İddialar var ki, Türkiye Azerbaycan'a askeri yardım yapmış. Biliyorsunuz; Türkiye, bizim kardeşimiz ve bizim bu ilişkilerimiz büyük denemelerden yüzünün akı ile çıkmış. Biz Türkiye'den askeri teknik alıyoruz. Ancak biz diğer ülkelerden de alıyoruz; Rusya, İsrail, İran, Ukrayna, Doğu Avrupa ülkelerinden. Türkiye'nin gelişmiş askeri sanayi kompleksi var. Neden almayalım? Şimdi bakın; Ermenistan, ne yapıyor? Biz para verip alıyoruz. Bende tam liste var. Sonrasında yayınlanacak. Son iki hafta boyunca 200'den fazla tank imha edildi. 33 tank ganimet götürüldü. 2 tane S 300 imha edildi. Bundan sonra hava saldırısından savunma sistemleri; 35 imha. Kargo arabaları. Tanksavar. İmha edilen ve ganimet götürülenleri fiyatlarsak, 2 milyar dolar değerinde bunlar.
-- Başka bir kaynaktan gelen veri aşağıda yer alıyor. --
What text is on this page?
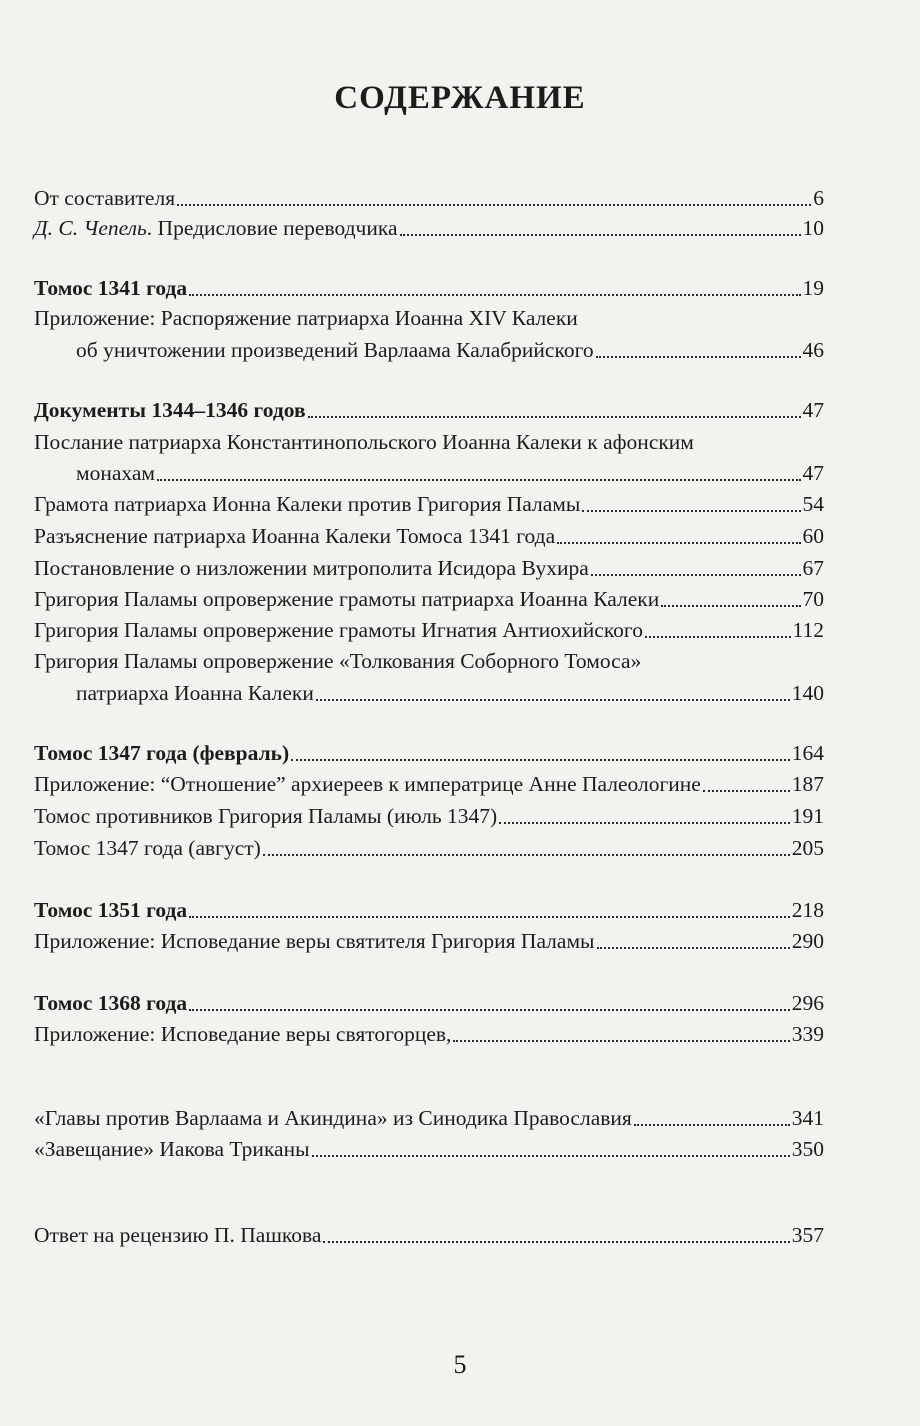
СОДЕРЖАНИЕ
От составителя	6
Д. С. Чепель . Предисловие переводчика	10
Томос 1341 года	19
Приложение: Распоряжение патриарха Иоанна XIV Калеки
об уничтожении произведений Варлаама Калабрийского	46
Документы 1344–1346 годов	47
Послание патриарха Константинопольского Иоанна Калеки к афонским
монахам	47
Грамота патриарха Ионна Калеки против Григория Паламы	54
Разъяснение патриарха Иоанна Калеки Томоса 1341 года	60
Постановление о низложении митрополита Исидора Вухира	67
Григория Паламы опровержение грамоты патриарха Иоанна Калеки	70
Григория Паламы опровержение грамоты Игнатия Антиохийского	112
Григория Паламы опровержение «Толкования Соборного Томоса»
патриарха Иоанна Калеки	140
Томос 1347 года (февраль)	164
Приложение: “Отношение” архиереев к императрице Анне Палеологине	187
Томос противников Григория Паламы (июль 1347)	191
Томос 1347 года (август)	205
Томос 1351 года	218
Приложение: Исповедание веры святителя Григория Паламы	290
Томос 1368 года	296
Приложение: Исповедание веры святогорцев,	339
«Главы против Варлаама и Акиндина» из Синодика Православия	341
«Завещание» Иакова Триканы	350
Ответ на рецензию П. Пашкова	357
5
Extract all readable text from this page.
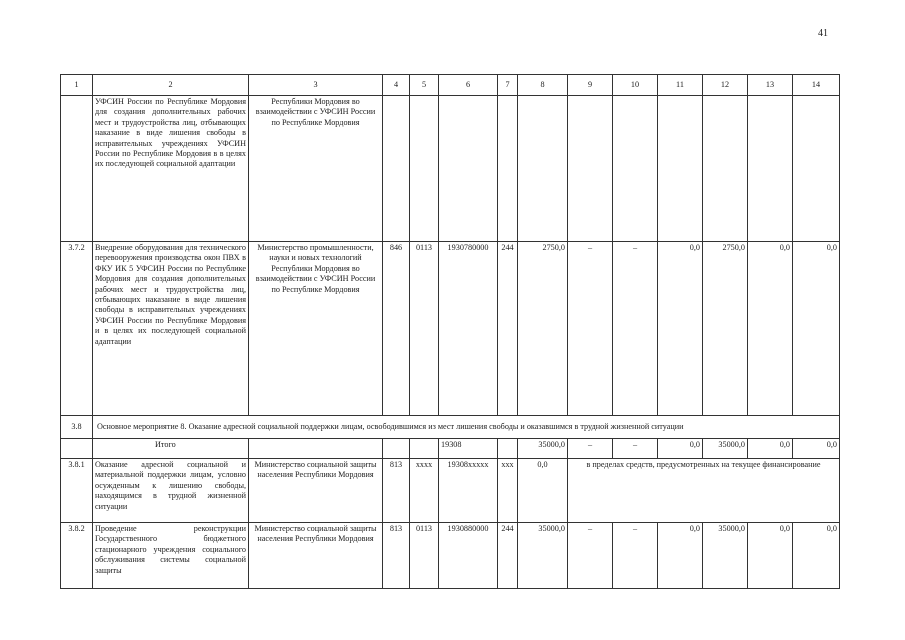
41
1	2	3	4	5	6	7	8	9	10	11	12	13	14
	УФСИН России по Республике Мордовия для создания дополнительных рабочих мест и трудоустройства лиц, отбывающих наказание в виде лишения свободы в исправительных учреждениях УФСИН России по Республике Мордовия в в целях их последующей социальной адаптации	Республики Мордовия во взаимодействии с УФСИН России по Республике Мордовия											
3.7.2	Внедрение оборудования для технического перевооружения производства окон ПВХ в ФКУ ИК 5 УФСИН России по Республике Мордовия для создания дополнительных рабочих мест и трудоустройства лиц, отбывающих наказание в виде лишения свободы в исправительных учреждениях УФСИН России по Республике Мордовия и в целях их последующей социальной адаптации	Министерство промышленности, науки и новых технологий Республики Мордовия во взаимодействии с УФСИН России по Республике Мордовия	846	0113	1930780000	244	2750,0	–	–	0,0	2750,0	0,0	0,0
3.8	Основное мероприятие 8. Оказание адресной социальной поддержки лицам, освободившимся из мест лишения свободы и оказавшимся в трудной жизненной ситуации												
	Итого				19308		35000,0	–	–	0,0	35000,0	0,0	0,0
3.8.1	Оказание адресной социальной и материальной поддержки лицам, условно осужденным к лишению свободы, находящимся в трудной жизненной ситуации	Министерство социальной защиты населения Республики Мордовия	813	хххх	19308ххххх	ххх	0,0	в пределах средств, предусмотренных на текущее финансирование					
3.8.2	Проведение реконструкции Государственного бюджетного стационарного учреждения социального обслуживания системы социальной защиты	Министерство социальной защиты населения Республики Мордовия	813	0113	1930880000	244	35000,0	–	–	0,0	35000,0	0,0	0,0
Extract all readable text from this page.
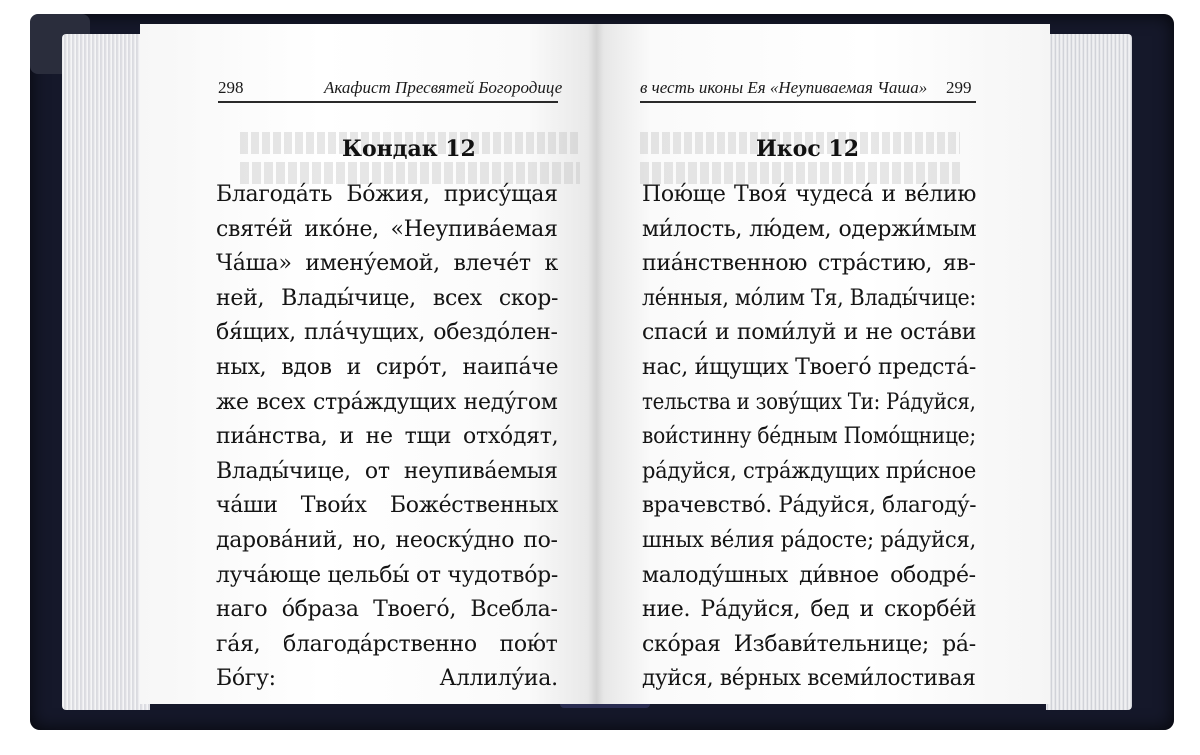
298	Акафист Пресвятей Богородице
Кондак 12
Благода́ть Бо́жия, прису́щая
святе́й ико́не, «Неупива́емая
Ча́ша» имену́емой, влече́т к
ней, Влады́чице, всех скор-
бя́щих, пла́чущих, обездо́лен-
ных, вдов и сиро́т, наипа́че
же всех стра́ждущих неду́гом
пиа́нства, и не тщи отхо́дят,
Влады́чице, от неупива́емыя
ча́ши Твои́х Боже́ственных
дарова́ний, но, неоску́дно по-
луча́юще цельбы́ от чудотво́р-
наго о́браза Твоего́, Всебла-
га́я, благода́рственно пою́т
Бо́гу: Аллилу́иа.
в честь иконы Ея «Неупиваемая Чаша» 299
Икос 12
Пою́ще Твоя́ чудеса́ и ве́лию
ми́лость, лю́дем, одержи́мым
пиа́нственною стра́стию, яв-
ле́нныя, мо́лим Тя, Влады́чице:
спаси́ и поми́луй и не оста́ви
нас, и́щущих Твоего́ предста́-
тельства и зову́щих Ти: Ра́дуйся,
вои́стинну бе́дным Помо́щнице;
ра́дуйся, стра́ждущих при́сное
врачевство́. Ра́дуйся, благоду́-
шных ве́лия ра́досте; ра́дуйся,
малоду́шных ди́вное ободре́-
ние. Ра́дуйся, бед и скорбе́й
ско́рая Избави́тельнице; ра́-
дуйся, ве́рных всеми́лостивая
Soru şu ki, fakir Ermenistan, aynı parayı nereden buldu? Sen bunu parayla mı aldın? Hayır! Sana verdiler. Kim verirse bunu herkes biliyor. Ve yine de veriyorlar, vermeye de devam ediyorlar. Ve Tovuz bölgesindeki temmuz çatışmalarından sonra 16 Temmuz'da çatışmalar durdu. Ertesi gün her gün kargo uçakları Ermenistan'a silahlar taşımaya başladı. Bakın görün. Ermenistan'ın devlet bütçesinde bu paralar var mı? Yok. Ermenistan'ın döviz rezervi 1 buçuk milyar dolar. Bitti. Başka da parası yok. Ülkenin dış borcu 8 milyar dolar. Eğer savaş devam ederse biz onların tüm ordusunu mahvedeceğiz. O sebepten de ne kadar çabuk bunları durdururlarsa aynı tankları ve obüsleri savunabilirler. Rusya'nın Ermenistan'da askeri üssü var. 5 bin askeri var orada. Türkiye'nin askeri üssü var mı? Yok. Ermenistan sınırını Rusya ve İran sınır mahafızları koruyor. Azerbaycan sınırında Türkiye sınır muhafızları yok ama. Bizi hiç kimse itham etmesin. Yoksa biz, “açarız sandığı, dökeriz pamuğu”. Böyle bir atasözü.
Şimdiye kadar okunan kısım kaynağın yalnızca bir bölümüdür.